The ideal result is not a magic button that removes the user. It is a workflow where AI handles the blank page and first structure, while the user keeps control of message, taste, and final edits. That is also a healthier expectation. Generated slides are rarely perfect on the first pass, but they can be an excellent draft if the editing loop is short.

Use Google Slides when the organization needs it, and use a page when the audience needs speed

There are still many cases where Google Slides is the right destination. If your company has strict templates, shared drives, approval flows, and a review culture built around comments in Google Slides, generating a deck there can be the practical choice. If a teacher, client, or conference asks for a slide file, you should give them a slide file. Familiar formats reduce friction when the audience expects them.

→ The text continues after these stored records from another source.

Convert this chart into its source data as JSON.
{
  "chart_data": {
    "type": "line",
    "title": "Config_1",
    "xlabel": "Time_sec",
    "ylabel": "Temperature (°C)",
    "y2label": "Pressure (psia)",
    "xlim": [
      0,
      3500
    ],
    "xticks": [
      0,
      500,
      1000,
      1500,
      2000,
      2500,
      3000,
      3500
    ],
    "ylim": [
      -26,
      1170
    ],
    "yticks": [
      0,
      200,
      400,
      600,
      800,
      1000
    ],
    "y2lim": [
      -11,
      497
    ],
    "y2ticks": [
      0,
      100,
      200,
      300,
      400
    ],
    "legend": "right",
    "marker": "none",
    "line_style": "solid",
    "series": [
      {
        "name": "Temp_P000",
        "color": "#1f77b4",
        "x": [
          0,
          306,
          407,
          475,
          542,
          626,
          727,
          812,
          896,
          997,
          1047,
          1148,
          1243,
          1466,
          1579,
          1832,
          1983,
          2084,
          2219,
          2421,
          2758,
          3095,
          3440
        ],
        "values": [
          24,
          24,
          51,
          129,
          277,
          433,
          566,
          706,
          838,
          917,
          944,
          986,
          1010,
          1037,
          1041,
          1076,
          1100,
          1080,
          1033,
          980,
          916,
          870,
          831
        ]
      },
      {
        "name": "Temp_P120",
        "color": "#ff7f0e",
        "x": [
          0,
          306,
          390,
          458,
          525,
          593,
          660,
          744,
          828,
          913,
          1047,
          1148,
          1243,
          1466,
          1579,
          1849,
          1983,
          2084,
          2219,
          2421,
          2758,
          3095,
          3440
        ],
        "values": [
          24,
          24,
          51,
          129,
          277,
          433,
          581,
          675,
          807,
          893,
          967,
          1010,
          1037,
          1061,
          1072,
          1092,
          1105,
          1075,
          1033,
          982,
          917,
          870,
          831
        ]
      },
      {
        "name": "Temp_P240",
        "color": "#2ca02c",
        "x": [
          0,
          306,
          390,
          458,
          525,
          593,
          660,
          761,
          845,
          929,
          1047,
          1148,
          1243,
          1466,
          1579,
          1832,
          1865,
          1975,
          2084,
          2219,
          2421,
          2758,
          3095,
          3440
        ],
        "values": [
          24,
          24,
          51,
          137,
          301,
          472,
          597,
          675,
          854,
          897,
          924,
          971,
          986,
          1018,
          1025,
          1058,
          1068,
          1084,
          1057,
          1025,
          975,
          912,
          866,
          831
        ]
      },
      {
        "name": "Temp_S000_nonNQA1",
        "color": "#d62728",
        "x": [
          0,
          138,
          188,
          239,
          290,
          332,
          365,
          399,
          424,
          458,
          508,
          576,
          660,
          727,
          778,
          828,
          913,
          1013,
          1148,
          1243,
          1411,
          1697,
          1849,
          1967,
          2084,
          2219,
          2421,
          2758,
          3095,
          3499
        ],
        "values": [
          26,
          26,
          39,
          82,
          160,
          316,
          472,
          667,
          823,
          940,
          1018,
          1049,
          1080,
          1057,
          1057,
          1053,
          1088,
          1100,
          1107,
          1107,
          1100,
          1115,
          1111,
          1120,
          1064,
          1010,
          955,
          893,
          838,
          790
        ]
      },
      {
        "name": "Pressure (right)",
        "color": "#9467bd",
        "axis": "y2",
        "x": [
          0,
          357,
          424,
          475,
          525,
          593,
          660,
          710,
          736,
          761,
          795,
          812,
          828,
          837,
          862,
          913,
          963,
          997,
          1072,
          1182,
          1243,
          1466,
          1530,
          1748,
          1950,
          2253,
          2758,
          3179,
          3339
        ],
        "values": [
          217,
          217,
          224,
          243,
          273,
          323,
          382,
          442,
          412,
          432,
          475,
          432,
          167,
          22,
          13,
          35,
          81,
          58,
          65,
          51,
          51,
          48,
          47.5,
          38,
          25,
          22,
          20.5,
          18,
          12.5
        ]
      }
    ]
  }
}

But many situations do not need that much document machinery. A product update sent to a team chat, a startup idea posted online, a research summary for stakeholders, a board pre-read, a sales leave-behind, or a workshop handout may be better as a page. People can open it instantly. They do not have to download anything. They can read it on a phone. They can skim it like an article or present it from the browser when the meeting starts.

This is why the Show HN: Generate Google Slides from Markdown keyword is interesting. The phrase starts with a specific format, but the underlying need is broader. Users want the speed of Markdown, the help of AI, and the polish of a deck. They also want the least painful way to share the result. A generated Google Slides file answers part of that need. A link-first deck answers a different and often more modern part.

The best workflow depends on the final audience. If the audience edits in Google Slides, generate Google Slides. If the audience reads, reviews, presents, or shares by link, start with a page. Plain is built around the second case while still allowing export when the old file-based workflow is required.

A practical workflow starts with structure and ends with a shareable link

A simple workflow looks like this: write the raw idea in Markdown, organize it into sections, generate a deck-like page, then edit the visible result. Keep headings short. Put one claim per section. Use bullets only when they help scanning. Add tables when comparison is the point. Avoid stuffing every note into the slide body. The more disciplined the Markdown, the better the generated result.

After the first draft, do a content pass before a visual pass. Ask whether each section has a job. Does the opening explain why the topic matters? Does the middle make a case with evidence? Does the ending tell the reader what to do next? Only then adjust wording, emphasis, layout, and visuals. This order prevents you from polishing slides that should be deleted.

When the page is ready, share the link. Present from the browser if the moment calls for a deck. Keep editing after feedback without sending a new attachment. Export .pptx only when someone needs the file for a workflow you cannot avoid. That makes the file a compatibility option, not the main artifact.

For anyone exploring Show HN: Generate Google Slides from Markdown, the main lesson is simple: Markdown is a powerful beginning, but the output format determines how useful the work becomes. If your goal is a file, generate the file. If your goal is a living, shareable, editable presentation page, a link-first tool like Plain is often the more natural fit.